# diatomite culture



## Bill in NYC (Aug 11, 2006)

My phrags have never bloomed and I am considering repotting them in diatomite. Would it still be advisable to have them standing in water then as I have them now?


----------



## slippertalker (Aug 11, 2006)

I don't see why not......actually it won't break down as quickly as other mixes and the capillary action should help keep the roots wet.


----------



## SlipperFan (Aug 11, 2006)

What do the roots look like now???


----------



## phrag guy (Aug 21, 2006)

That is a good ??. I myself have put some of my plants in pure diatomite using the semi-hydroponic style.
I was wondering if this is a good move? I read on one site that is forms to much algea and the rock wants to lay against each other so the roots can't breath right.
Has anyone here used diatomite in S/H?
Thanks 
Russell


----------



## Jason Fischer (Sep 8, 2006)

OK, I'll put in my 2 cents. Using diatamite with phrags will ONLY work if it is done semi-hydro. If you switch to this method here is what will happen. The existing root system may adjust, but many times it crashes and rots. But not to be alarmed, at the same time new roots develop quickly and actually adjust to the new condition, and that's when your plant starts to flourish. Most orchid roots will adapt to new conditions if done right, and is what I consider one of the wonders of plant adaptability.

From my experience, using diatamite in a bark mix with phrags will simply dry them out unless you water every single day. Since my set up doesn't work for semi-hydro, I simply use a small bark mix often with Fafard 3B (like sunshine mix) and the plants seem to do quite well.


----------



## PHRAG (Sep 8, 2006)

Jason Fischer said:


> The existing root system may adjust, but many times it crashes and rots. But not to be alarmed, at the same time new roots develop quickly and actually adjust to the new condition, and that's when your plant starts to flourish.
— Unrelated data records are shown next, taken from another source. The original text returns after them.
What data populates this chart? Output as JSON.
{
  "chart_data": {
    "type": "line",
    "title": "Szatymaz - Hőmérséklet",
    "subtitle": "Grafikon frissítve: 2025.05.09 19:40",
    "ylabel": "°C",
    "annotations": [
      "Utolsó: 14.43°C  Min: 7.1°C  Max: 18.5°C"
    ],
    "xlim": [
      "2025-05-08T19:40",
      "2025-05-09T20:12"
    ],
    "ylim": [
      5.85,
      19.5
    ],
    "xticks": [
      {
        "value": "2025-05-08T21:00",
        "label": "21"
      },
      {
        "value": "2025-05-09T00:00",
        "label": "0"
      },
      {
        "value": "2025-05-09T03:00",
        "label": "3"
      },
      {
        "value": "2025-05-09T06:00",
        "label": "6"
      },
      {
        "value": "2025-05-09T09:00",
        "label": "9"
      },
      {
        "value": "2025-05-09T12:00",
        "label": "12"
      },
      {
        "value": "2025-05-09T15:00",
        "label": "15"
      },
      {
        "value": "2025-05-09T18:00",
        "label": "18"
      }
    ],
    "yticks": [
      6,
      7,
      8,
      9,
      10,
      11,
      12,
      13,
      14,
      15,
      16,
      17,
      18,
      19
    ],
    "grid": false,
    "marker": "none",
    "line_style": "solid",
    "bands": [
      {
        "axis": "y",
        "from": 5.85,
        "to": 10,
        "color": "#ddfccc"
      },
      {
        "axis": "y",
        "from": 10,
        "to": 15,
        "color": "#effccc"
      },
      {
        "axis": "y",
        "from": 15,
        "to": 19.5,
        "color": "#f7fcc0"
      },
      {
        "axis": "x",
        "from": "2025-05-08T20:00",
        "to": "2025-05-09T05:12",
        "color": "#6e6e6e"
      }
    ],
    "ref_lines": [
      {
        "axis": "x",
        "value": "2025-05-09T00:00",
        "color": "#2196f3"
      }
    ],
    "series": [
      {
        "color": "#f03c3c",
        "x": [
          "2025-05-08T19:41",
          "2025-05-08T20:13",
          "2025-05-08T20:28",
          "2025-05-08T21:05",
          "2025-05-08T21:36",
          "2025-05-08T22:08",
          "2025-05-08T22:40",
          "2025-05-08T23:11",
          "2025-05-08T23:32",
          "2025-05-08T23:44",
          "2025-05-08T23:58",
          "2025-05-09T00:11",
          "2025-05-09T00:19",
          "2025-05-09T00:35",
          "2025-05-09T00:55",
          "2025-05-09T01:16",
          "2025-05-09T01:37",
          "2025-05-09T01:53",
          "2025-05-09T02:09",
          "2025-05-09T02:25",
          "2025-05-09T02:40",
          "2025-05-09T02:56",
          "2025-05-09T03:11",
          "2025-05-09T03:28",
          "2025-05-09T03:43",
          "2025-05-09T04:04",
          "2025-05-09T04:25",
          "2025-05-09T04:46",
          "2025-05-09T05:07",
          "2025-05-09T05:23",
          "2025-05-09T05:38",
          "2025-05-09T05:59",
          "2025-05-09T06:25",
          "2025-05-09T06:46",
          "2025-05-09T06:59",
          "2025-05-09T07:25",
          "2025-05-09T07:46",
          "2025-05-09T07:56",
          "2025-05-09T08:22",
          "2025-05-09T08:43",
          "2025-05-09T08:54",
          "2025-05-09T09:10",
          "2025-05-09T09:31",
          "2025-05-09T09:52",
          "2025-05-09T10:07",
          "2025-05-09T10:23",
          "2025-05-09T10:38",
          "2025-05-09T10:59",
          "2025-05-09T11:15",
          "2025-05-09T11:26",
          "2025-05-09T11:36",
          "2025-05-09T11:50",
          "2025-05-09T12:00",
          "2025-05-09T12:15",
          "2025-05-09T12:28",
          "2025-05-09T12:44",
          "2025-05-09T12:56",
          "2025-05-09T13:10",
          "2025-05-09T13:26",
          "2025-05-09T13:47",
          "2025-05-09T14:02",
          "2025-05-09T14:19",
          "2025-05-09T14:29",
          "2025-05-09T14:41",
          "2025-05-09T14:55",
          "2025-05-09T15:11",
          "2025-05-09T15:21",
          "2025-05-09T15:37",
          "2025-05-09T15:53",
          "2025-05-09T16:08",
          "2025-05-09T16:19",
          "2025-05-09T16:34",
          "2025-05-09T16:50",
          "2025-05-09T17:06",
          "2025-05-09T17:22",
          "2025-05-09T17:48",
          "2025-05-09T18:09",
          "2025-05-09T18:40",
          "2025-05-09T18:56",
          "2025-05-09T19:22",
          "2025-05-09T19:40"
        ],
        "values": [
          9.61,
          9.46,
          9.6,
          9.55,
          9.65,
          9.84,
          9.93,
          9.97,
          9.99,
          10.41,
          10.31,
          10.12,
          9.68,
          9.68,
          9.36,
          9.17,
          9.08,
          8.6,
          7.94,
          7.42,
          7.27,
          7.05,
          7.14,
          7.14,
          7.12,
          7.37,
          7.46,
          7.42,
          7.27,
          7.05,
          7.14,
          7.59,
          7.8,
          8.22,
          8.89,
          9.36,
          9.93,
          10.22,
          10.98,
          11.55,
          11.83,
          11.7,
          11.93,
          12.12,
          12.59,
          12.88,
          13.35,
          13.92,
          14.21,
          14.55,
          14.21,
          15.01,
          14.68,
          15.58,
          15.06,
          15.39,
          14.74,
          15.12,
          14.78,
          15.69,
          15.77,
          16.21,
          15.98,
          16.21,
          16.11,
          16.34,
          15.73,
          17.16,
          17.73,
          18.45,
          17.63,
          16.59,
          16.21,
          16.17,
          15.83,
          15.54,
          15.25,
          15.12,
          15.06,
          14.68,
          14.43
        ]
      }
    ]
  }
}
Most orchid roots will adapt to new conditions if done right, and is what I consider one of the wonders of plant adaptability.


 
What do you recommend if the plants don't start putting out new roots as the old ones rot? 

I found when I made the switch from other media to s/h that I lost alot of roots, and most plants did replace them with new roots adapted to the new growing conditions. But a few never quite caught up and either died or were sent away to people who said they wanted to try and revive them.
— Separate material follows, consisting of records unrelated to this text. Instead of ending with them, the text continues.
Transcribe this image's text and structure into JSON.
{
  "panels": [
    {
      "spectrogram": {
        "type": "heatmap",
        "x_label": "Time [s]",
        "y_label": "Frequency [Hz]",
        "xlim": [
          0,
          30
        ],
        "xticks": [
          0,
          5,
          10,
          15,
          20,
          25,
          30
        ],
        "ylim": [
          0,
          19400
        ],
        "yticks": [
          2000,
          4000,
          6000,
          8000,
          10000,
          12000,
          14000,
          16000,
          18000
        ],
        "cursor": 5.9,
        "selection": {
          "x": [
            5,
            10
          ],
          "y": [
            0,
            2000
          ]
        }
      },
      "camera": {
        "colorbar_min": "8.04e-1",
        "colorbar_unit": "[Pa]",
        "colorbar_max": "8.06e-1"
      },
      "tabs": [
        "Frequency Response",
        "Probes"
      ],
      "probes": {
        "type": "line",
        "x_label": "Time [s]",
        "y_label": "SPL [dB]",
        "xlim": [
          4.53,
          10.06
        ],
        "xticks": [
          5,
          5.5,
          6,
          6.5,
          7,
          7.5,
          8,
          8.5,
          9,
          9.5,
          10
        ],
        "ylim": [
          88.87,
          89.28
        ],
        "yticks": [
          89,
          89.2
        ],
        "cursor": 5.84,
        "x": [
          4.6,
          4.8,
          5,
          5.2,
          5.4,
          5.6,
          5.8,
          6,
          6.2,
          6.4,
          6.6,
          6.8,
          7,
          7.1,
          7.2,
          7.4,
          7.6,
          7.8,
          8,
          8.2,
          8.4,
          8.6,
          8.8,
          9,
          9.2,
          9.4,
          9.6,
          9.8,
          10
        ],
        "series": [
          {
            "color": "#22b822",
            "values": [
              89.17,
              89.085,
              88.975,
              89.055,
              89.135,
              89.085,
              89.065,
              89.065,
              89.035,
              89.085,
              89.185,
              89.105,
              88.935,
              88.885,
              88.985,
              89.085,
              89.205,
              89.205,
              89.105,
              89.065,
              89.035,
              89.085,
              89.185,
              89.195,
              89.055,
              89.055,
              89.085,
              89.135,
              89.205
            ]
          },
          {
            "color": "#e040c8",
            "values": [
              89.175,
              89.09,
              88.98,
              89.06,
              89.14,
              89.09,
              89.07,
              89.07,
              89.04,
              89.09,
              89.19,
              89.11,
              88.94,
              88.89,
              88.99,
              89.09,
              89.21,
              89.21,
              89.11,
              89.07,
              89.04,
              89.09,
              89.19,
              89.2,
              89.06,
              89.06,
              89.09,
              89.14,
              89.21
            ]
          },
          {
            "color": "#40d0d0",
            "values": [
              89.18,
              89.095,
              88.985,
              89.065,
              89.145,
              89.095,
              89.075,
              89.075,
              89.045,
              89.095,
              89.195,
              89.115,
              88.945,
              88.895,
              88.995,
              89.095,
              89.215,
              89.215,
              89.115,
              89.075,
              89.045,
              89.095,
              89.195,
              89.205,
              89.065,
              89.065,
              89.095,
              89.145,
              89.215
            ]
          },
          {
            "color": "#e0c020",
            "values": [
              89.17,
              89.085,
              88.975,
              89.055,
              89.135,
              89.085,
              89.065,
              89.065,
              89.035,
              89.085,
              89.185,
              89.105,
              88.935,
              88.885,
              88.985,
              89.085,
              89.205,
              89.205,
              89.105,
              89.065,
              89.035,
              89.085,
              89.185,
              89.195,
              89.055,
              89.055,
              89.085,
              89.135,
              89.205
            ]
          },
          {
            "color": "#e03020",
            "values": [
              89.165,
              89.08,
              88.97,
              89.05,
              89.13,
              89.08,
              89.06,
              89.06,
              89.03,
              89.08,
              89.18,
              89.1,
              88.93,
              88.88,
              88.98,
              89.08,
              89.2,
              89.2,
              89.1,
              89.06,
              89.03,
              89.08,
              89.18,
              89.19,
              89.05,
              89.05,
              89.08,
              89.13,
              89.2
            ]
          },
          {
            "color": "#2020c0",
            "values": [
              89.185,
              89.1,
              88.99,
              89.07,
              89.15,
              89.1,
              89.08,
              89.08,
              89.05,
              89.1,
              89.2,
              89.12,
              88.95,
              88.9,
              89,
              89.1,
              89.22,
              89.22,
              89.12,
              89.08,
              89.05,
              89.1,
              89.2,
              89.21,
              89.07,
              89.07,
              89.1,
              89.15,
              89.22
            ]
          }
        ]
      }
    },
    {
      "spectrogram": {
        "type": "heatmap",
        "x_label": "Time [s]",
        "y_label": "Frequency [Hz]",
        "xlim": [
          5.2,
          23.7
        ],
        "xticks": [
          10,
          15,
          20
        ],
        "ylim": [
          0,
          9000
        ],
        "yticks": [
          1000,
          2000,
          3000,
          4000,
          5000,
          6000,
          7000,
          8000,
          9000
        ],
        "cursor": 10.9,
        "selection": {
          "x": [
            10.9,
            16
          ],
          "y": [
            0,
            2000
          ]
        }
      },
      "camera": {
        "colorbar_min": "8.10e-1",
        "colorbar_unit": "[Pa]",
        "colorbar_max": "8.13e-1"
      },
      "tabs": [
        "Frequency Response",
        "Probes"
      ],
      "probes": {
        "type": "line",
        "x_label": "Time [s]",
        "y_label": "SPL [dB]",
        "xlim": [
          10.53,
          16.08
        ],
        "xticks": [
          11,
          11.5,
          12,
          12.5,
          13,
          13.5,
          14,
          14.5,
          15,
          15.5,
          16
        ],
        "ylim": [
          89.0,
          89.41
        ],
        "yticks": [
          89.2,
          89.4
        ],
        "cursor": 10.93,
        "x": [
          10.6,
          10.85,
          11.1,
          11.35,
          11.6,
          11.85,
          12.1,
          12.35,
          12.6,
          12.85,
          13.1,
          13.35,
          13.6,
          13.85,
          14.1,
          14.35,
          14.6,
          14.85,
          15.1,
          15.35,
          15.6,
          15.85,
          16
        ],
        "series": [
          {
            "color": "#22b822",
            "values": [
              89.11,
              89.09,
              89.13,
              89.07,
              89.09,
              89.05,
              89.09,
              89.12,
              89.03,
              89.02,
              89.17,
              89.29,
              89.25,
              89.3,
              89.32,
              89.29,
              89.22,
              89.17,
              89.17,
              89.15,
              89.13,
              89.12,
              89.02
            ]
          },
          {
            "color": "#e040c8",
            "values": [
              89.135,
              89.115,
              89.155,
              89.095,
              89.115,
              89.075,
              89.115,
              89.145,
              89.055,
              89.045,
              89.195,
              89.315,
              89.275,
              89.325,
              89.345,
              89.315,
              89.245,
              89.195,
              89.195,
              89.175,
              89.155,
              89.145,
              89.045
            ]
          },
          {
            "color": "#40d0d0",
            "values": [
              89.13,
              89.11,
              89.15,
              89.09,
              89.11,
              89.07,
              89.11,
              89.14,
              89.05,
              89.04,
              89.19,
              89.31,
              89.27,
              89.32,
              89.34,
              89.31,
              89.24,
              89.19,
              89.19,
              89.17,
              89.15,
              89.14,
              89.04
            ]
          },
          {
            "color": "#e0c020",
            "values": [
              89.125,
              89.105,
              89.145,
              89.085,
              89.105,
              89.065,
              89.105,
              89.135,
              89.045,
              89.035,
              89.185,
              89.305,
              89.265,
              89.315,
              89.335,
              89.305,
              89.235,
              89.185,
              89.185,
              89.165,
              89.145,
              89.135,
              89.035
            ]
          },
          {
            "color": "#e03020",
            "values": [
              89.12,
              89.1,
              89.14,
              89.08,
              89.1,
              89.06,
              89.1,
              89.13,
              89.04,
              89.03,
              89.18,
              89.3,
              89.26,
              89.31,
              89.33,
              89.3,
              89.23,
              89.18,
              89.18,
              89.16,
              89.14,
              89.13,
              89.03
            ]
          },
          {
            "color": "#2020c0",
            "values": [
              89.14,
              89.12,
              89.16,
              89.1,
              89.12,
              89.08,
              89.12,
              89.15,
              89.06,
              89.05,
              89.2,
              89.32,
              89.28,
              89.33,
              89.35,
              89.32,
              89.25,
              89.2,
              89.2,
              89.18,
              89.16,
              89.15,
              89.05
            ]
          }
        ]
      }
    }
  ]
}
Is there a step between total root loss and sphag and bag? Maybe a product that helps generate new roots, or other techniques that the wizards use to stimulate the roots.


----------



## SlipperFan (Sep 8, 2006)

I had all my Phrags in S/H (clay), and they were doing well for a couple of years. But then they started to decline. I repotted most this Spring into a mixture of diatomite, CHC, Sponge Rock & Charcoal. A few I put in S/H with diatomite only. A few that were doing well in clay I repotted in clay. They are all in clear pots, and I can see good roots on all of them right now. I typically water Phrags twice a week.


----------



## Leo Schordje (Sep 8, 2006)

I have a fair number of Phrags in straight diatomite. I grow them standing in individual trays of water. (external, not internal) It works quite well. I only move healthy plants into diatomite, stressed plants go into sphagnum until they have healthy roots. You do end up having to repot every 1 - 2 years, because algae & moss do bukd up, and the plant will need to have new growths relocated so their roots will come out into the mix. Good stuff, but not a miracle media. 
Leo


----------



## Jason Fischer (Sep 12, 2006)

I think Leo has it right, the plant should be pretty healthy when you try it as it takes a while to re-adjust. I'd say it brings the maintenance of growing phrags down, but personally still believe in good ol' bark mix. We use the smaller grade bark mix with a little sponge rock and charcoal, and recently I really like adding in 10 to 15% Fafard 3B peat moss, which is one of the ingredients Chuck Acker uses. Yes, you have to water them quite often when you don't use the peat moss, so the work load goes up, but I haven't seen better culture other than rockwool/grow cubes.


----------



## Heather (Sep 12, 2006)

My phrags LOVED a small bark mix like that (sans peat), but lately with all the moving, S/H is easier. Maybe? 


or not...Sigh.


----------



## Rick (Sep 12, 2006)

Bill in NYC said:


> My phrags have never bloomed and I am considering repotting them in diatomite. Would it still be advisable to have them standing in water then as I have them now?



I have phrags potted in all differnt media, and they all bloom (at least eventually). How much light do they get? I think that is a bigger factor to blooming than potting mixes.


----------